Iran tells IAEA that it plans to enrich uranium by up to 20 percent | Nuclear Power News

The IAEA says Iran has notified the agency of the move that will take place at the Fordow plant.

Iran has told the United Nations nuclear watchdog that it plans to enrich uranium up to 20 percent purity, a level it achieved before dealing with 2015 with major powers at its Fordow Fuel Wealth Center that was buried inside a mountain.

“Iran has told the group that, in order to comply with a recent legal action by the country’s parliament, Iran’s Atomic Energy Agency plans to produce low-enrichment uranium (LEU) up to 20 percent. at the Fordow Fuel Wealth Center, “the International Atomic Energy Agency (IAEA) said in a statement Friday.

“Iran’s letter to the Group did not say … when this enrichment activity would take place.”

This move was one of many named in a law passed by Iran’s parliament last month in response to the killing of the country’s top nuclear scientist, whom Tehran has blamed Israel for.

Iran is already enriching at Fordow with first-generation IR-1 centrifuges.

Fordow was built inside a mountain, apparently to protect it from an air blast, and the 2015 contract does not allow enrichment there.

Iran has broken a 3.67 percent limit on the deal on which it can enrich uranium, but it has not risen up to 4.5 percent so far, very short of the 20 percent it achieved before the agreement and 90 percent are at military level.
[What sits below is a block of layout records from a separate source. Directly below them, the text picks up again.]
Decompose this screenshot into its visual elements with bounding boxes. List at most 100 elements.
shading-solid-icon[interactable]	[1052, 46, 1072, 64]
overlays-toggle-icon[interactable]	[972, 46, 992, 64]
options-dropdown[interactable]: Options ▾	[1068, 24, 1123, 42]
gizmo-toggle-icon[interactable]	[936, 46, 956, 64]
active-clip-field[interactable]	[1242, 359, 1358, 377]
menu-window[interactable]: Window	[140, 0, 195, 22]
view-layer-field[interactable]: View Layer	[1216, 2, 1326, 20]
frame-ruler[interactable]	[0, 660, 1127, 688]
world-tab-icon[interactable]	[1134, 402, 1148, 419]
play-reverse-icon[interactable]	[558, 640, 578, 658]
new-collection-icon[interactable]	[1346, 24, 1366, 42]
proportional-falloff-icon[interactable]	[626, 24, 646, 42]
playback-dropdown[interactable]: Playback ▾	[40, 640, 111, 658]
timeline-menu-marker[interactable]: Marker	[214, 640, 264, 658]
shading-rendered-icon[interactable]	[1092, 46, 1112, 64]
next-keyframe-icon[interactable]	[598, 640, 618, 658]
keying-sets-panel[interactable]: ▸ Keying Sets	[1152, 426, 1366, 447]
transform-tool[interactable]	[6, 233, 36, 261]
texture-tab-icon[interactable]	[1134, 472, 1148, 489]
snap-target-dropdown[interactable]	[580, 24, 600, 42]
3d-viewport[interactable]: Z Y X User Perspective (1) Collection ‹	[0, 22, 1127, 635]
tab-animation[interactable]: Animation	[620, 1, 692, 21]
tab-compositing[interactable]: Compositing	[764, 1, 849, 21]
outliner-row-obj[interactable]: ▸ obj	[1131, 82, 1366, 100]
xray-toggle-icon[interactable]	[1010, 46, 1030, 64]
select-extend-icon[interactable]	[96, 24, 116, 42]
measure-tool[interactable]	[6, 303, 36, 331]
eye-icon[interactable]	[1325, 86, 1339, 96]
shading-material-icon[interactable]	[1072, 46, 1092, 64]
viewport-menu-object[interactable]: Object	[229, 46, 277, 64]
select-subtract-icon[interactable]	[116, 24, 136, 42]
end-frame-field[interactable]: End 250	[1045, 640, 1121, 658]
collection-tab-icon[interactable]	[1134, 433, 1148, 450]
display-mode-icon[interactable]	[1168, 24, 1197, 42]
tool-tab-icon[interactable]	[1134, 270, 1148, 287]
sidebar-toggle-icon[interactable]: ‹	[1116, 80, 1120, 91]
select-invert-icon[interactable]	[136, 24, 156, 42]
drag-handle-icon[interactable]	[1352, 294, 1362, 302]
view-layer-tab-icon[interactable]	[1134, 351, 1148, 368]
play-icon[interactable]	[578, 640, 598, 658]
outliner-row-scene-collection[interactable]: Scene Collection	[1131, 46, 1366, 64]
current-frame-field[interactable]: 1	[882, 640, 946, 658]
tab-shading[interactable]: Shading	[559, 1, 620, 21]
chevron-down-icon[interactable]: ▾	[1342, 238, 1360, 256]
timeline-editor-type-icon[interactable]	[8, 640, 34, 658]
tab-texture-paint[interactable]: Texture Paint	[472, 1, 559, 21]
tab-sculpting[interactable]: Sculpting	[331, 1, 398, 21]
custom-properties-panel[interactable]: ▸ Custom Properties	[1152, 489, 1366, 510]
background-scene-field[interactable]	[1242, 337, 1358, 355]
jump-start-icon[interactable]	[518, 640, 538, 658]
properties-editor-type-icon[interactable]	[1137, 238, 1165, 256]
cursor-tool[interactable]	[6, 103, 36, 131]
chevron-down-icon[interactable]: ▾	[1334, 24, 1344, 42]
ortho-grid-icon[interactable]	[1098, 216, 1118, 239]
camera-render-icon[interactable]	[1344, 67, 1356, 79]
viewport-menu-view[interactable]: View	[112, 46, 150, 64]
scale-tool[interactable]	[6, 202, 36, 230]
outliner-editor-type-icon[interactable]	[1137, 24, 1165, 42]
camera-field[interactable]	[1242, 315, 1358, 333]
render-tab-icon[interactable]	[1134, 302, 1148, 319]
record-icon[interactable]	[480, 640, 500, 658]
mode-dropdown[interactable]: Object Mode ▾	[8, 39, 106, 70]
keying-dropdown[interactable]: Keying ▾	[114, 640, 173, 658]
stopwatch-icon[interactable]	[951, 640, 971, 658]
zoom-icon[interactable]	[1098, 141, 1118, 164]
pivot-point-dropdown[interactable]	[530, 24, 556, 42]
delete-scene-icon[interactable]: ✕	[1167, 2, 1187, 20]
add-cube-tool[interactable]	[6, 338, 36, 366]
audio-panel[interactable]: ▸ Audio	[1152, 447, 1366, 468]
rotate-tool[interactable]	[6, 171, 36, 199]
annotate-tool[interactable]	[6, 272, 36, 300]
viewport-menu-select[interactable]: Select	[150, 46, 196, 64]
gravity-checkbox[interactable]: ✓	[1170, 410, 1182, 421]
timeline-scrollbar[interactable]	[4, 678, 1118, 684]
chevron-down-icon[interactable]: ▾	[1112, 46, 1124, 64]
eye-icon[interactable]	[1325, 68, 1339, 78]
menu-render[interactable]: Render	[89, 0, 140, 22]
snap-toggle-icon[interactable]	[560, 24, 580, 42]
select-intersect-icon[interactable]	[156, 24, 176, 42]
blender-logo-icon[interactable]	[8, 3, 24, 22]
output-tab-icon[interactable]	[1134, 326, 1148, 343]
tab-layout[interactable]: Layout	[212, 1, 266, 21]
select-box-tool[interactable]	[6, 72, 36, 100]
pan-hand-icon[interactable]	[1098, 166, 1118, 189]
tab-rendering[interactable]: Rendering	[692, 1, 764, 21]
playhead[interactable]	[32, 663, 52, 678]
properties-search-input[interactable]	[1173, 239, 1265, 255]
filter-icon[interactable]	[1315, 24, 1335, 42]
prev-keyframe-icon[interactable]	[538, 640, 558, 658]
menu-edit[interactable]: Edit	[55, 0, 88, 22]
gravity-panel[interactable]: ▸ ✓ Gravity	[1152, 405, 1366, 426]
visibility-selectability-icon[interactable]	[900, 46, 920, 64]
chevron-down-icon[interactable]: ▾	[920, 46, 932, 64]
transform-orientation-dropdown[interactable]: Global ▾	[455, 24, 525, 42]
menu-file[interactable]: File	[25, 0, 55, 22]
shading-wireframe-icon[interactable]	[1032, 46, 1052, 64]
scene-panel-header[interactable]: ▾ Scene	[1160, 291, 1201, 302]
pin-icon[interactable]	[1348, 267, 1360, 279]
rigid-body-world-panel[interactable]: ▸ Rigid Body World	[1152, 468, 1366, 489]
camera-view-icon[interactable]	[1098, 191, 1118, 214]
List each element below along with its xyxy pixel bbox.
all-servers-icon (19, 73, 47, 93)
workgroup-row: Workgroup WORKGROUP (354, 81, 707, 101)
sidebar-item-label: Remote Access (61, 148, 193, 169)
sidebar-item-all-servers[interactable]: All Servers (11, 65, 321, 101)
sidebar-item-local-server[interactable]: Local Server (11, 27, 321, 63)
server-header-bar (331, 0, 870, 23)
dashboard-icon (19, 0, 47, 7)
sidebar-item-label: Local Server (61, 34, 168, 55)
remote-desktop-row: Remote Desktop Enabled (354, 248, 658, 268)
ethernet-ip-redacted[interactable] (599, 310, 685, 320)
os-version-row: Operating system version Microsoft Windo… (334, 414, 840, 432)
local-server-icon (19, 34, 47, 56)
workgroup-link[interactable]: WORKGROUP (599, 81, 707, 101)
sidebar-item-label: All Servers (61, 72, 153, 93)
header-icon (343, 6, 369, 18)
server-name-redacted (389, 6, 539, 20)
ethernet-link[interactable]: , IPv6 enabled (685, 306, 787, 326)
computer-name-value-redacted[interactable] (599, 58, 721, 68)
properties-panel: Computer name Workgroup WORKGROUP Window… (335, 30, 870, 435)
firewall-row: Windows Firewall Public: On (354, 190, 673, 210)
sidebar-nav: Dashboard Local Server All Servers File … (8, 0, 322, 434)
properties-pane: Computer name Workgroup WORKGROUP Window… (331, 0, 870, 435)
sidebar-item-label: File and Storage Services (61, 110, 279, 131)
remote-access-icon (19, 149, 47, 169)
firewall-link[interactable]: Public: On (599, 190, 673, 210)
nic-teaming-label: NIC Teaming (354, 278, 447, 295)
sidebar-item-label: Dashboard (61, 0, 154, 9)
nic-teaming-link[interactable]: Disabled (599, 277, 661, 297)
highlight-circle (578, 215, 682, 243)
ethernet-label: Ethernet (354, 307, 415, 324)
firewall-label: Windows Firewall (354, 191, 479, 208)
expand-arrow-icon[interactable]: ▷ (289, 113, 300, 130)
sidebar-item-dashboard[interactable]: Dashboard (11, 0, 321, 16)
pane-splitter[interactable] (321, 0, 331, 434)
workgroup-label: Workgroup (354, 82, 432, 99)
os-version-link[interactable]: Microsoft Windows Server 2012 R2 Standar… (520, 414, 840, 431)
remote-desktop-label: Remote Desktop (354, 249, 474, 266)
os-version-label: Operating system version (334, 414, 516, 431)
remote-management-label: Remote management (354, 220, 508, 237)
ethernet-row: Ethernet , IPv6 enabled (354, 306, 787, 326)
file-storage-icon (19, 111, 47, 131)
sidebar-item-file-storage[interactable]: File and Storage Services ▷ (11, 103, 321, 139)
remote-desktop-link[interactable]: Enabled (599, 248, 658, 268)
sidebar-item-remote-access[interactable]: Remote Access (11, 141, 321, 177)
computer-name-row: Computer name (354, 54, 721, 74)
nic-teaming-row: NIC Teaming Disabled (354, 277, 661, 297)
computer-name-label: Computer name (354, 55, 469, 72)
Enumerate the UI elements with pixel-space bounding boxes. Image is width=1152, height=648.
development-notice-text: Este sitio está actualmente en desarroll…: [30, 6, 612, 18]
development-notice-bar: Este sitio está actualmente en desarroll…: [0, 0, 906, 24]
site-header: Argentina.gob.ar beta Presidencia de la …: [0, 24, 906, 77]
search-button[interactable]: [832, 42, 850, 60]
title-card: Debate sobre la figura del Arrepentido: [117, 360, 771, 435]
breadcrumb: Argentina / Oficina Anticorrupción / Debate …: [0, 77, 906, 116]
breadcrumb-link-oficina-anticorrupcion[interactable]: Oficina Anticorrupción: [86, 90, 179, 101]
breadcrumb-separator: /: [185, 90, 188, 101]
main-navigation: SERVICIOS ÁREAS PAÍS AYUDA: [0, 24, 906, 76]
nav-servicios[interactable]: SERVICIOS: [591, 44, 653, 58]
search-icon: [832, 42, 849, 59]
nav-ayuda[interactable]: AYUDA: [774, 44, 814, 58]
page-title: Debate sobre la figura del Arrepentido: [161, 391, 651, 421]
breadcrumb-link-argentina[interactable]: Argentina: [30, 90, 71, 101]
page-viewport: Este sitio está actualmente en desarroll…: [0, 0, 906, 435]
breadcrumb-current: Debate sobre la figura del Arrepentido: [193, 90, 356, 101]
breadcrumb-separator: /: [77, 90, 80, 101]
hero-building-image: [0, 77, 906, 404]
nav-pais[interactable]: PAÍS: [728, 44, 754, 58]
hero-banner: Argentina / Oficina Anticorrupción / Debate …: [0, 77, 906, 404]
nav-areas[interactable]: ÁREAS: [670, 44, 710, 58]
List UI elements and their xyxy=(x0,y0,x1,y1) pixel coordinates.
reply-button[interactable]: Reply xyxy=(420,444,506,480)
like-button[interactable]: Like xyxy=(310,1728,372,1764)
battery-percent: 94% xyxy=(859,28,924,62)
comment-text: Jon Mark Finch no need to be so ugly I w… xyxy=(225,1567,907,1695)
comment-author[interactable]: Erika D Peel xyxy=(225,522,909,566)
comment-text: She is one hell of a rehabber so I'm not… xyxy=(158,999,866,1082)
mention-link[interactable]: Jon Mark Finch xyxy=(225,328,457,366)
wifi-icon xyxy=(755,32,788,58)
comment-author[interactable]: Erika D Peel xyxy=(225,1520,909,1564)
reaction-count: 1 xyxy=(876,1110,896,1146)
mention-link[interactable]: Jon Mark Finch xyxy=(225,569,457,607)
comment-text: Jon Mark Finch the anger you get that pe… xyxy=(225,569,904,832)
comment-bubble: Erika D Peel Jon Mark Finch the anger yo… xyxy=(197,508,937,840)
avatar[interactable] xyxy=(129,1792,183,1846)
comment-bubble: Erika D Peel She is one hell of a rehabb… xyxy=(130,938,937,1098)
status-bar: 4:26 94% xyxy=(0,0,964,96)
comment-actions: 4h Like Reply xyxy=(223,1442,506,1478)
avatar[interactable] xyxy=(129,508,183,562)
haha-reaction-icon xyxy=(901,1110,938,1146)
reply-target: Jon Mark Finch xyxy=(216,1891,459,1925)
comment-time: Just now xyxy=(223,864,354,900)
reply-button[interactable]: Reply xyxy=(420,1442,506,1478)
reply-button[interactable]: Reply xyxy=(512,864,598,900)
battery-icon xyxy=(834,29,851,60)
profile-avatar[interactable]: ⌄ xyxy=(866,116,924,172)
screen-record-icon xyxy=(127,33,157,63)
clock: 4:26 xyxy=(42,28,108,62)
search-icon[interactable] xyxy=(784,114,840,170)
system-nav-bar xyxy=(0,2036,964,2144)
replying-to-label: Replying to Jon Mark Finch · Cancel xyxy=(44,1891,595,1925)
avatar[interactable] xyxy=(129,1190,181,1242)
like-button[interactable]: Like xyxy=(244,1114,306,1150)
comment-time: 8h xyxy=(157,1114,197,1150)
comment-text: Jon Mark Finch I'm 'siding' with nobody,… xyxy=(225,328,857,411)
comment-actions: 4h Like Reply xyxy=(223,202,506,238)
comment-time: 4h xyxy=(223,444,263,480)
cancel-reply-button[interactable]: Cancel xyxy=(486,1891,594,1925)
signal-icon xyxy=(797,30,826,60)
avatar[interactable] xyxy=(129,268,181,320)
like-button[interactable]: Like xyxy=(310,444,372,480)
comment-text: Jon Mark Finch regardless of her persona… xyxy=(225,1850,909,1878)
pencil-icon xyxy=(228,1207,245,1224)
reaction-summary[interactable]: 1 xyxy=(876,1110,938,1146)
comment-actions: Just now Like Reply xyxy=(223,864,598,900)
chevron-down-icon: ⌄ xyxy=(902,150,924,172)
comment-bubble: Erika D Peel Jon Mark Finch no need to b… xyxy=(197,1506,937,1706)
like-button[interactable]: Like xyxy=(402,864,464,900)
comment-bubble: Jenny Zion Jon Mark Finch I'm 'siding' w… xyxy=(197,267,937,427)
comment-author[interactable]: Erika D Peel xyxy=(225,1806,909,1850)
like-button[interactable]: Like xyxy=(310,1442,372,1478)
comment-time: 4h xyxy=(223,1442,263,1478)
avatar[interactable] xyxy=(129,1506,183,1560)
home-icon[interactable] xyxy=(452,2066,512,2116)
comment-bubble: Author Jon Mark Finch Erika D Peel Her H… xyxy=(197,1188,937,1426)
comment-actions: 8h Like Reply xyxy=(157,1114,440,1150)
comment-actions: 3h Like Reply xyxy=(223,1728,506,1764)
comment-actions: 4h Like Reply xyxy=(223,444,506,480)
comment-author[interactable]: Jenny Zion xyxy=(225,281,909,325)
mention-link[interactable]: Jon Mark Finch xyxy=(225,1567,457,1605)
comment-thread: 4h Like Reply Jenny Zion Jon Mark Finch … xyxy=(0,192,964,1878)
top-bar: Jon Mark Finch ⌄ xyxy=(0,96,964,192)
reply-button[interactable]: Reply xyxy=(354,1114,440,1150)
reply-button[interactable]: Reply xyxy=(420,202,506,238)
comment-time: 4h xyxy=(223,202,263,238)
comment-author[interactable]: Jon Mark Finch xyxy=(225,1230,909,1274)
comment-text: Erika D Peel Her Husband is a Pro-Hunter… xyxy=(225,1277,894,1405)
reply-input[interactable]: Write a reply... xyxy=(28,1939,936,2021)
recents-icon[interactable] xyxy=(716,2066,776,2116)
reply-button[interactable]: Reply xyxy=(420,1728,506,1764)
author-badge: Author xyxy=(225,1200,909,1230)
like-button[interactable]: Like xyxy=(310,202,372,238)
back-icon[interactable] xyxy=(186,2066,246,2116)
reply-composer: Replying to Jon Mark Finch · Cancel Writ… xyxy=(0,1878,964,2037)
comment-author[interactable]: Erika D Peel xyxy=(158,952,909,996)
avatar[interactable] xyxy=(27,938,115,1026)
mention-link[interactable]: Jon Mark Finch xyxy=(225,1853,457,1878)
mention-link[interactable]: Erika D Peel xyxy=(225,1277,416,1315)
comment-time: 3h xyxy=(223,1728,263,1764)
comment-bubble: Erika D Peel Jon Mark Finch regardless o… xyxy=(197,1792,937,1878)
The main goal of the contract was to extend the time that Iran would have to make a sufficiently fine material for a nuclear bomb, if it so chose, to at least a year from about two or three months.

He also lifted international sanctions against Tehran.

U.S. intelligence agencies and the IAEA believe Iran had a secret, coordinated nuclear weapons program that it halted in 2003.

Iran denies ever getting one.

Iran has violated many of the treaty’s major obstacles to its nuclear activities in response to U.S. President Donald Trump’s withdrawal from the 2015 agreement and his reshuffle on economic sanctions.

Tehran says its breaches can be reversed swiftly if Washington ‘s moves are removed.

Joe Biden, who takes office Jan. 20, has said he will bring the U.S. back into the deal if Iran begins full compliance with its nuclear restrictions.